Et si, grâce à l’IA, les virus tueurs de bactéries étaient la solution ?

Et si, grâce à l’IA, les virus tueurs de bactéries étaient la solution ?
Et si, grâce à l’IA, les virus tueurs de bactéries étaient la solution ?

L’ESSENTIEL

  • La phagothérapie consiste à utiliser des virus appelés bactériophages pour lutter contre les infections bactériennes.
  • Des chercheurs français ont développé une IA capable de déterminer le cocktail de bactériophages le plus efficace contre une bactérie.
  • L’IA a pu prédire correctement l’efficacité des bactériophages contre la bactérie E. coli dans 85 % des cas.

La phagothérapie consiste à utiliser des virus « tueurs de bactéries » appelés bactériophages pour combattre les infections bactériennes. Ce type de traitement fut progressivement abandonné avec l’arrivée des antibiotiques dans les années 1930. Mais maintenant que la résistance aux antibiotiques complique le traitement des patients – et entraîne la mort dans les cas les plus graves – les chercheurs observent à nouveau de près les bactériophages.

Et des scientifiques de l’Institut Pasteur, de l’Inserm, de l’AP-HP et de l’Université Paris Cité ont développé un nouvel outil capable de choisir le meilleur cocktail de bactériophages pour un patient donné. Ce modèle, basé sur l’IA, a été présenté en détail dans la revue Microbiologie naturelle à partir du 31 octobre 2024.

Résistance aux antibiotiques : une base de données pour identifier les phages les plus efficaces contre E.coli

Pour améliorer l’efficacité de la phagothérapie, l’équipe de chercheurs français a commencé par étudier de plus près les interactions bactéries-phages pour savoir s’il était possible de prédire l’efficacité d’un bactériophage sur une souche bactérienne. Ils ont ainsi créé une base de données regroupant 403 souches de bactéries Escherichia coli et 96 bactériophages. « Nous avons mis les phages en contact avec les bactéries en culture et observé quelles bactéries étaient tuées. Nous avons étudié 350 000 interactions et réussi à identifier, au niveau du génome de la bactérie, les caractéristiques susceptibles de prédire l’efficacité des phages. »a expliqué Aude Bernheim, auteure principale de l’étude et responsable du laboratoire Diversité moléculaire des microbes à l’Institut Pasteur, dans un communiqué.

« Contrairement à ce que l’on pensait initialement, ce sont les récepteurs à la surface des bactéries et non leurs mécanismes de défense qui déterminent en premier lieu la capacité des bactériophages à pouvoir infecter ou non les bactéries, et qui prédisent leur efficacité »a poursuivi son co-premier auteur, Florian Tesson.

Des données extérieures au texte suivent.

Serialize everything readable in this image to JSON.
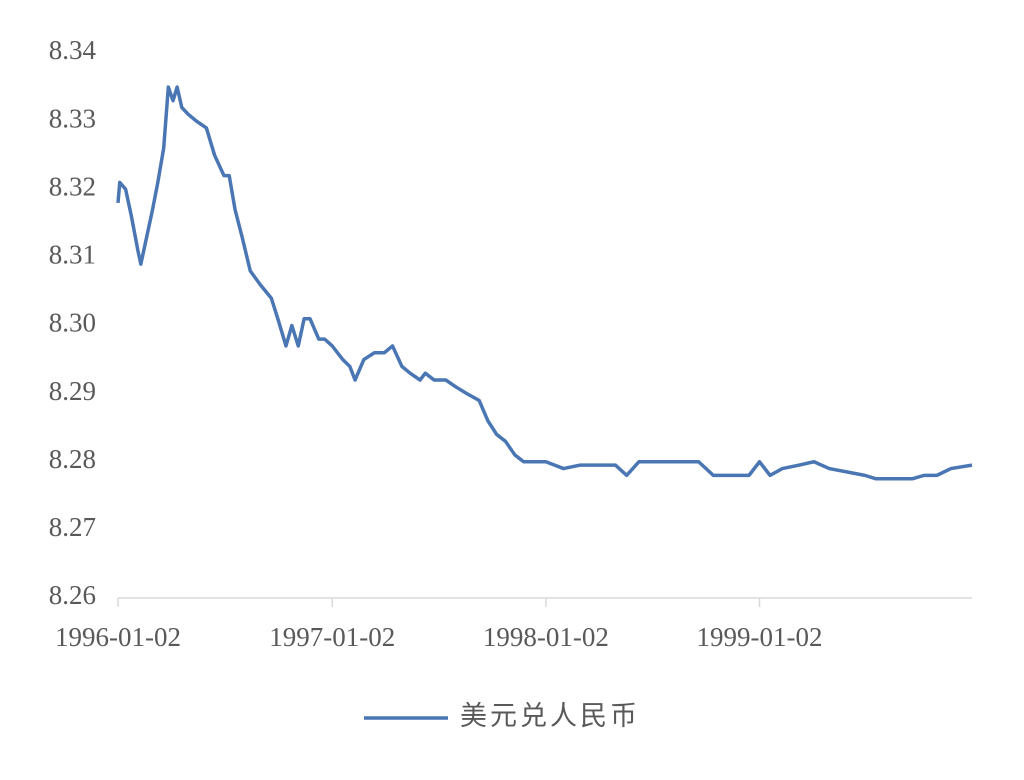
{
  "chart_data": {
    "type": "line",
    "x": [
      "1996-01-02",
      "1996-01-05",
      "1996-01-15",
      "1996-01-25",
      "1996-02-05",
      "1996-02-10",
      "1996-02-20",
      "1996-03-01",
      "1996-03-10",
      "1996-03-20",
      "1996-03-28",
      "1996-04-05",
      "1996-04-12",
      "1996-04-20",
      "1996-05-01",
      "1996-05-15",
      "1996-06-01",
      "1996-06-15",
      "1996-07-01",
      "1996-07-10",
      "1996-07-20",
      "1996-08-01",
      "1996-08-15",
      "1996-09-01",
      "1996-09-20",
      "1996-10-01",
      "1996-10-15",
      "1996-10-25",
      "1996-11-05",
      "1996-11-15",
      "1996-11-25",
      "1996-12-10",
      "1996-12-20",
      "1997-01-02",
      "1997-01-20",
      "1997-02-01",
      "1997-02-10",
      "1997-02-25",
      "1997-03-15",
      "1997-04-01",
      "1997-04-15",
      "1997-05-01",
      "1997-05-15",
      "1997-06-01",
      "1997-06-10",
      "1997-06-25",
      "1997-07-15",
      "1997-08-01",
      "1997-08-20",
      "1997-09-10",
      "1997-09-25",
      "1997-10-10",
      "1997-10-25",
      "1997-11-10",
      "1997-11-25",
      "1997-12-10",
      "1998-01-02",
      "1998-02-01",
      "1998-03-01",
      "1998-04-01",
      "1998-05-01",
      "1998-05-20",
      "1998-06-10",
      "1998-07-01",
      "1998-08-01",
      "1998-09-01",
      "1998-09-20",
      "1998-10-15",
      "1998-11-15",
      "1998-12-15",
      "1999-01-02",
      "1999-01-20",
      "1999-02-10",
      "1999-03-10",
      "1999-04-05",
      "1999-05-01",
      "1999-06-01",
      "1999-07-01",
      "1999-07-20",
      "1999-08-20",
      "1999-09-20",
      "1999-10-10",
      "1999-11-01",
      "1999-11-25",
      "1999-12-31"
    ],
    "series": [
      {
        "name": "美元兑人民币",
        "color": "#4a77b4",
        "values": [
          8.318,
          8.321,
          8.32,
          8.316,
          8.311,
          8.309,
          8.313,
          8.317,
          8.321,
          8.326,
          8.335,
          8.333,
          8.335,
          8.332,
          8.331,
          8.33,
          8.329,
          8.325,
          8.322,
          8.322,
          8.317,
          8.313,
          8.308,
          8.306,
          8.304,
          8.301,
          8.297,
          8.3,
          8.297,
          8.301,
          8.301,
          8.298,
          8.298,
          8.297,
          8.295,
          8.294,
          8.292,
          8.295,
          8.296,
          8.296,
          8.297,
          8.294,
          8.293,
          8.292,
          8.293,
          8.292,
          8.292,
          8.291,
          8.29,
          8.289,
          8.286,
          8.284,
          8.283,
          8.281,
          8.28,
          8.28,
          8.28,
          8.279,
          8.2795,
          8.2795,
          8.2795,
          8.278,
          8.28,
          8.28,
          8.28,
          8.28,
          8.28,
          8.278,
          8.278,
          8.278,
          8.28,
          8.278,
          8.279,
          8.2795,
          8.28,
          8.279,
          8.2785,
          8.278,
          8.2775,
          8.2775,
          8.2775,
          8.278,
          8.278,
          8.279,
          8.2795
        ]
      }
    ],
    "xlim": [
      "1996-01-02",
      "1999-12-31"
    ],
    "xticks": [
      "1996-01-02",
      "1997-01-02",
      "1998-01-02",
      "1999-01-02"
    ],
    "ylim": [
      8.26,
      8.34
    ],
    "yticks": [
      8.26,
      8.27,
      8.28,
      8.29,
      {
        "value": 8.3,
        "label": "8.30"
      },
      8.31,
      8.32,
      8.33,
      8.34
    ],
    "legend": "bottom"
  }
}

Phages/bactéries : un cocktail sur mesure avec une IA efficace à plus de 80 %

Après cette première étape, les scientifiques ont utilisé les informations recueillies pour développer un programme d’intelligence artificielle dont l’objectif est d’évaluer quel virus est le plus efficace contre une bactérie E. coli donnée. Pour le déterminer, l’IA s’appuie sur l’analyse du génome des pathogènes, et plus particulièrement des régions impliquées dans le codage des récepteurs membranaires des bactéries. Ces dernières sont en fait les « portes d’entrée » des phages.

Lors des tests, le modèle développé a pu prédire correctement l’efficacité des bactériophages contre la bactérie E. coli dans la base de données dans 85 % des cas. «C’est un résultat qui dépasse nos attentes»a confié Aude Bernheim.

Les tests se sont ensuite poursuivis avec une nouvelle collection de souches bactériennes d’E. coli responsables de pneumonies. L’IA a sélectionné, pour chacun d’eux, un « cocktail » sur mesure de trois bactériophages. Ces derniers ont réussi à détruire les bactéries ciblées dans 90 % des cas.

Pour les chercheurs, ces résultats très prometteurs montrent que leur outil «facilement utilisé dans les laboratoires de biologie hospitaliers» ouvre « la voie dans les années à venir vers une sélection personnalisée et rapide de traitements bactériophages en cas de diagnostic d’infection bactérienne à Escherichia coli hautement résistante aux antibiotiques ». Cette IA pourrait ainsi contribuer à réduire les risques de résistance aux antibiotiques et ses 35 000 décès annuels en Europe.

« Nous devons encore tester le comportement des phages dans différents environnements, mais la preuve de concept est terminée. Nous espérons pouvoir l’étendre à d’autres bactéries pathogènes, car notre IA a été conçue pour s’adapter facilement à d’autres cas, et proposer à l’avenir des traitements de phagothérapie personnalisés. »a toutefois précisé le chercheur.